# The Pacific



## Acuta73 (Mar 17, 2008)

Went out today (8/16/11) for a charter boat run for light tackle bottom fish out of Garibaldi, Oregon (we fished near 3 Arch Rocks Marine Reserve). I posted a few pictures elsewhere because out of 100 pics, I had about 15 I liked, a couple I love. I want to stay within the rules, but I'm gonna try and find a loophole here in a few! 

The day dawned calm and serene. Beautiful August weather and a flat sea. (the fishing was poor, but the pics were nice).





























Common Murre, an endangered species that breeds by the millions on these rocks...but ONLY these rocks. Going to crop whatever that was that got into the frame...










I had a bizarre aberration in my focus due to the vibration of the large diesel engine. It looks like some kind of abstract painting?? Will post another here shortly...










Could use some pointers on photographing fog...:grin:


----------



## Acuta73 (Mar 17, 2008)

Ok, here's how I try and get around the rule...


I DID NOT take these pics. My Ex did with her Canon A3100 Powershot 12Mp, she wanted to go, and we share a child. Good nuf for me?











And another focus aberration, this time with Ground Swell on the ocean:


----------



## Done_Fishin (Oct 10, 2006)

I'm not sure but I think you are giving us your photo's "direct' from the memory card, possibly just downsized to keep within the rules .. you have some beatiful shots that might respond well to an adjustment or two .. check out DonaldG's Mini Tutorials (sticky) and in particular this tutorial regarding levels .. 

http://www.techsupportforum.com/forums/f288/mini-tutorial-adjusting-levels-565666.html#post3216349

as you will see from the article I knew little (didn't want to know!!) about enhancing photo's to bring out the best in them .. Opened my eyes I can tell you when I saw the results .. now I always adjust before submitting .. if you don't have Photoshop .. use Gimp .. it's Free!

I have taken the liberty of adjusting your 1st photo ..


----------



## Done_Fishin (Oct 10, 2006)

Click for *Mini Tutorials*


----------



## Acuta73 (Mar 17, 2008)

Yeah, I was a bit burnt out when I got home, but opening the pics on the big computer screen after only seeing them on the camera LCD is always a little like Christmas morning. Just never know what you're gonna get! I just posted what I had and went to bed. 

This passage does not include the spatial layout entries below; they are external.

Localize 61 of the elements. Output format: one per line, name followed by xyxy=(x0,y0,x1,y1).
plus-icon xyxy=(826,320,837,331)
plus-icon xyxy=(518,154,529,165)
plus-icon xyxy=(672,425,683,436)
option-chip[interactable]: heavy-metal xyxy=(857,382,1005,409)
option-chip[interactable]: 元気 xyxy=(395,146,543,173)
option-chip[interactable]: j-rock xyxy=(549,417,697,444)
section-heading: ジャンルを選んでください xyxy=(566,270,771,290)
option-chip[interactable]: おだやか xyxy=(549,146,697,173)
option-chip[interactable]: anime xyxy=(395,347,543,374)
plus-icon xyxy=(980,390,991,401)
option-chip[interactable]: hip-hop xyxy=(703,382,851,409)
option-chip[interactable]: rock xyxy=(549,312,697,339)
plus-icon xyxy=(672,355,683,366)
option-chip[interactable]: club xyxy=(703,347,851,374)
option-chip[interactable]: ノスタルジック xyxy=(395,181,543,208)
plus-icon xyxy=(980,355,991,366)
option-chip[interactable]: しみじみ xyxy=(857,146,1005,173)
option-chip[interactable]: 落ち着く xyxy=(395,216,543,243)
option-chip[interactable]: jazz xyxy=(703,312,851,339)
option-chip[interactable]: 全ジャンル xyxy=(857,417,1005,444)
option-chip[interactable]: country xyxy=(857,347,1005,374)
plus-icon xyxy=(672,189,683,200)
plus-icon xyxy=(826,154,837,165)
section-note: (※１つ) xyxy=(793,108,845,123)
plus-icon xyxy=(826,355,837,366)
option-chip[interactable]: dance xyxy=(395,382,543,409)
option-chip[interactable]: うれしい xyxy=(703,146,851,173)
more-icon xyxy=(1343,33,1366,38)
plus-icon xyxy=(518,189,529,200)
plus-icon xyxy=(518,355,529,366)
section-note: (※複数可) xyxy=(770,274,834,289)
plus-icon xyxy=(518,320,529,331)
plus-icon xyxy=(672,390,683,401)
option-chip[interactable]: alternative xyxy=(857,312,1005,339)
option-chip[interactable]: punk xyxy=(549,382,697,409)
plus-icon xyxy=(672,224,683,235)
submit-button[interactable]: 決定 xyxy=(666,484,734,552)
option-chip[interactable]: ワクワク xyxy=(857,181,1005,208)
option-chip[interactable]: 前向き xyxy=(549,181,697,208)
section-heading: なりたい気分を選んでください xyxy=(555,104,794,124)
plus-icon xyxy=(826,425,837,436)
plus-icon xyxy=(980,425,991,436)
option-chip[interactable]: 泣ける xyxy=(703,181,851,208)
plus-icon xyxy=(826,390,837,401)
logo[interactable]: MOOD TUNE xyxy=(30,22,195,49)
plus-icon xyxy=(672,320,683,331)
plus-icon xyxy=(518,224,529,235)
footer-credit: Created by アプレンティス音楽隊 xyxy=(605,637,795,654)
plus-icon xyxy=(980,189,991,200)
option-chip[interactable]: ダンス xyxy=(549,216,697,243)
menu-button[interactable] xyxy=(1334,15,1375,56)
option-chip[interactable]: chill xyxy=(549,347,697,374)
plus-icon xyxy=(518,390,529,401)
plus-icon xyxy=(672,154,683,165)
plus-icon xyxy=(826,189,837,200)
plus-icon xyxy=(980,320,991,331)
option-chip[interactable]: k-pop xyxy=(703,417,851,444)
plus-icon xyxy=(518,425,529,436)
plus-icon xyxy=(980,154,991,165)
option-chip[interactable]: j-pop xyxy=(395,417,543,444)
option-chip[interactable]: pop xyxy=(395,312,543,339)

I don't have any post-pro software installed, atm. Had PhotoImpact Pro for a long time which was decent, but I can't find the disc anywhere now. Had a friend offer to let me use his business-licensed PS, but despite it being legally licensed, that seems a pretty gray area use to me. SO? I guess I DL Gimp again, will just take a while to get all the plugins and GUI set to how I like it once more.

Need to read that tut and fiddle a bit, methinks! 

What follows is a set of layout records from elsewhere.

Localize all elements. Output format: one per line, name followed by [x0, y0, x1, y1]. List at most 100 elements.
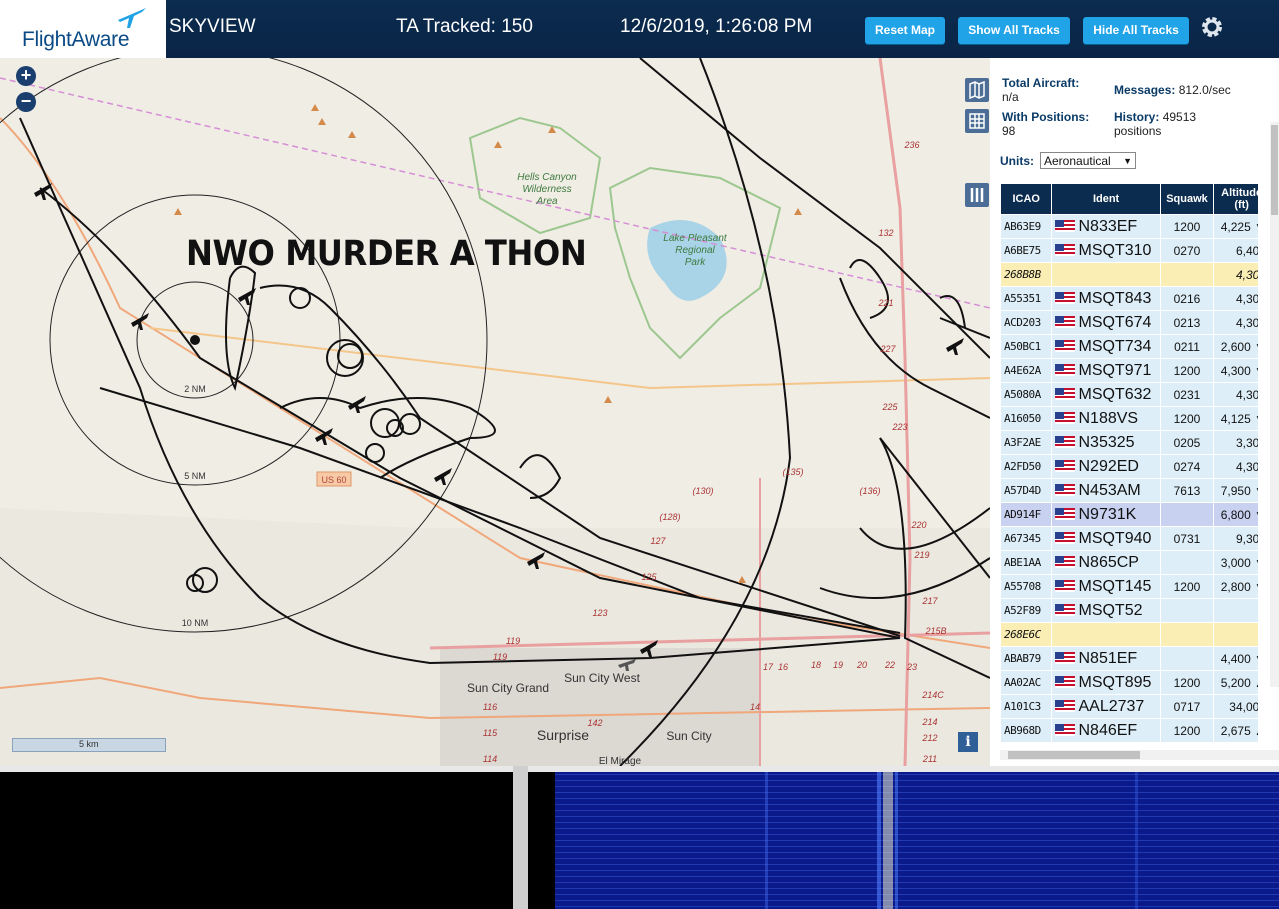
- us-flag-icon: [1055, 412, 1076, 425]
- zoom-in-button[interactable]: +: [16, 66, 36, 86]
- table-row[interactable]: A101C3 AAL2737 071734,000: [1001, 695, 1258, 718]
- svg-text:142: 142: [587, 718, 602, 728]
- grid-icon: [969, 113, 985, 129]
- table-row[interactable]: A2FD50 N292ED 02744,300: [1001, 455, 1258, 478]
- table-row[interactable]: A57D4D N453AM 76137,950 ▼: [1001, 479, 1258, 502]
- map-view[interactable]: Hells Canyon Wilderness Area Lake Pleasant…: [0, 58, 990, 766]
- altitude-cell: 4,300 ▼: [1214, 359, 1258, 382]
- spectrum-waterfall: [555, 772, 1279, 909]
- icao-cell: A16050: [1001, 407, 1052, 430]
- svg-text:Sun City Grand: Sun City Grand: [467, 681, 549, 695]
- aircraft-table-container[interactable]: ICAO Ident Squawk Altitude (ft) AB63E9 N8…: [1000, 183, 1258, 746]
- ident-text: MSQT971: [1078, 361, 1152, 379]
- ident-cell: MSQT734: [1052, 335, 1160, 358]
- show-all-tracks-button[interactable]: Show All Tracks: [958, 17, 1070, 44]
- icao-cell: AA02AC: [1001, 671, 1052, 694]
- altitude-cell: 4,225 ▼: [1214, 215, 1258, 238]
- aircraft-panel: Total Aircraft: n/a Messages: 812.0/sec …: [990, 58, 1279, 766]
- messages-label: Messages:: [1114, 83, 1176, 97]
- table-row[interactable]: 268E6C: [1001, 623, 1258, 646]
- scale-bar: 5 km: [12, 738, 166, 752]
- flightaware-logo[interactable]: FlightAware: [0, 0, 166, 60]
- table-row[interactable]: ABE1AA N865CP 3,000 ▼: [1001, 551, 1258, 574]
- ident-cell: N292ED: [1052, 455, 1160, 478]
- us-flag-icon: [1055, 388, 1076, 401]
- zoom-out-button[interactable]: −: [16, 92, 36, 112]
- altitude-cell: 7,950 ▼: [1214, 479, 1258, 502]
- altitude-cell: 9,300: [1214, 527, 1258, 550]
- svg-text:Area: Area: [535, 196, 558, 207]
- col-icao[interactable]: ICAO: [1001, 184, 1052, 214]
- table-row[interactable]: AB968D N846EF 12002,675 ▲: [1001, 719, 1258, 742]
- info-button[interactable]: i: [958, 732, 978, 752]
- ident-text: MSQT52: [1078, 601, 1143, 619]
- hscroll-thumb[interactable]: [1008, 751, 1140, 759]
- us-flag-icon: [1055, 364, 1076, 377]
- grid-button[interactable]: [965, 109, 989, 133]
- table-row[interactable]: A3F2AE N35325 02053,300: [1001, 431, 1258, 454]
- hide-all-tracks-button[interactable]: Hide All Tracks: [1083, 17, 1189, 44]
- us-flag-icon: [1055, 460, 1076, 473]
- table-row[interactable]: ACD203 MSQT674 02134,300: [1001, 311, 1258, 334]
- ident-text: MSQT145: [1078, 577, 1152, 595]
- units-label: Units:: [1000, 154, 1034, 168]
- ident-cell: MSQT310: [1052, 239, 1160, 262]
- columns-icon: [970, 188, 984, 202]
- squawk-cell: 1200: [1160, 671, 1214, 694]
- svg-text:214C: 214C: [921, 690, 944, 700]
- map-canvas: Hells CanyonWildernessArea Lake Pleasant…: [0, 58, 990, 766]
- squawk-cell: 0216: [1160, 287, 1214, 310]
- scroll-thumb[interactable]: [1271, 125, 1278, 215]
- table-row[interactable]: AB63E9 N833EF 12004,225 ▼: [1001, 215, 1258, 238]
- table-row[interactable]: A5080A MSQT632 02314,300: [1001, 383, 1258, 406]
- reset-map-button[interactable]: Reset Map: [865, 17, 945, 44]
- ident-cell: N453AM: [1052, 479, 1160, 502]
- svg-text:23: 23: [906, 662, 917, 672]
- altitude-cell: 4,300: [1214, 383, 1258, 406]
- svg-text:212: 212: [921, 733, 937, 743]
- svg-text:Wilderness: Wilderness: [522, 184, 571, 195]
- ident-text: N35325: [1078, 433, 1135, 451]
- map-layers-button[interactable]: [965, 78, 989, 102]
- table-row[interactable]: A52F89 MSQT52: [1001, 599, 1258, 622]
- columns-button[interactable]: [965, 183, 989, 207]
- table-row[interactable]: A6BE75 MSQT310 02706,400: [1001, 239, 1258, 262]
- svg-text:211: 211: [922, 754, 937, 764]
- ident-cell: MSQT971: [1052, 359, 1160, 382]
- pane-divider[interactable]: [513, 766, 528, 909]
- table-row[interactable]: A55708 MSQT145 12002,800 ▼: [1001, 575, 1258, 598]
- altitude-cell: [1214, 623, 1258, 646]
- col-ident[interactable]: Ident: [1052, 184, 1160, 214]
- units-select[interactable]: Aeronautical ▼: [1040, 152, 1136, 169]
- svg-text:20: 20: [856, 660, 867, 670]
- table-row[interactable]: AA02AC MSQT895 12005,200 ▲: [1001, 671, 1258, 694]
- svg-text:5 NM: 5 NM: [184, 471, 206, 481]
- svg-text:Regional: Regional: [675, 245, 715, 256]
- svg-text:(128): (128): [659, 512, 680, 522]
- ident-text: N833EF: [1078, 217, 1138, 235]
- table-row[interactable]: A4E62A MSQT971 12004,300 ▼: [1001, 359, 1258, 382]
- table-row[interactable]: 268B8B 4,300: [1001, 263, 1258, 286]
- ident-text: MSQT310: [1078, 241, 1152, 259]
- svg-text:16: 16: [778, 662, 788, 672]
- table-row[interactable]: A50BC1 MSQT734 02112,600 ▼: [1001, 335, 1258, 358]
- overlay-annotation: NWO MURDER A THON: [186, 234, 587, 274]
- total-aircraft: Total Aircraft: n/a: [1002, 76, 1079, 104]
- us-flag-icon: [1055, 316, 1076, 329]
- table-row[interactable]: ABAB79 N851EF 4,400 ▼: [1001, 647, 1258, 670]
- table-row[interactable]: A67345 MSQT940 07319,300: [1001, 527, 1258, 550]
- col-squawk[interactable]: Squawk: [1160, 184, 1214, 214]
- chevron-down-icon: ▼: [1123, 156, 1132, 166]
- gear-icon[interactable]: [1199, 14, 1225, 40]
- ident-cell: MSQT52: [1052, 599, 1160, 622]
- us-flag-icon: [1055, 292, 1076, 305]
- table-row[interactable]: AD914F N9731K 6,800 ▼: [1001, 503, 1258, 526]
- table-row[interactable]: A16050 N188VS 12004,125 ▼: [1001, 407, 1258, 430]
- col-altitude[interactable]: Altitude (ft): [1214, 184, 1258, 214]
- squawk-cell: [1160, 647, 1214, 670]
- ident-cell: MSQT632: [1052, 383, 1160, 406]
- table-row[interactable]: A55351 MSQT843 02164,300: [1001, 287, 1258, 310]
- squawk-cell: 0211: [1160, 335, 1214, 358]
- squawk-cell: [1160, 503, 1214, 526]
- altitude-cell: 2,675 ▲: [1214, 719, 1258, 742]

WOW! The colors are sure a lot more saturated, and contrast improved immensely! ray:


----------



## Done_Fishin (Oct 10, 2006)

Glad to see that you approve :smile: .. wasn't sure just how deep you were into post editing .. I never used to be until DonaldG opened my eyes for me .. even the basic adjustment changes the photo immenselyand makes it more alive!

With the above photo, I adjusted levels as per Donalds tutorial (using Gimp) then I used the "auto enhance colours" tool to adjust the colouring, and from "Edit", "fade enhance colouring" to lessen the effect .. the red was (IMHO) too strong .. but it's your photo, redo it according to your tastes .. not mine :wave:


----------



## WereBo (Apr 5, 2008)

Re: pic #1 - Although there's plenty of room to play, I can't see much room for improvement really. The soft pastel sky perfectly matches the hazy hillsides and the slight sea-mist creeping around - I really do love that shot, the same with #2 ray:

#3 is just excellent, it captures the calm and serenity really nicely and the symmetry of the fishing-rods give a good focal-point - I suspect #4 was taken close to sunrise, or just past? The rocks look to be lit from the early morning sun but the mist is still around, so I don't think the sun's been up long and it's captured beautifully.

The last is subtly surreal - At 1st glance it looks like a heavy swell on the coast, with hills behind in the haze, but the 2nd glance shows the hills have the same profile as the waves; subtle, despite it being an accident :grin:


----------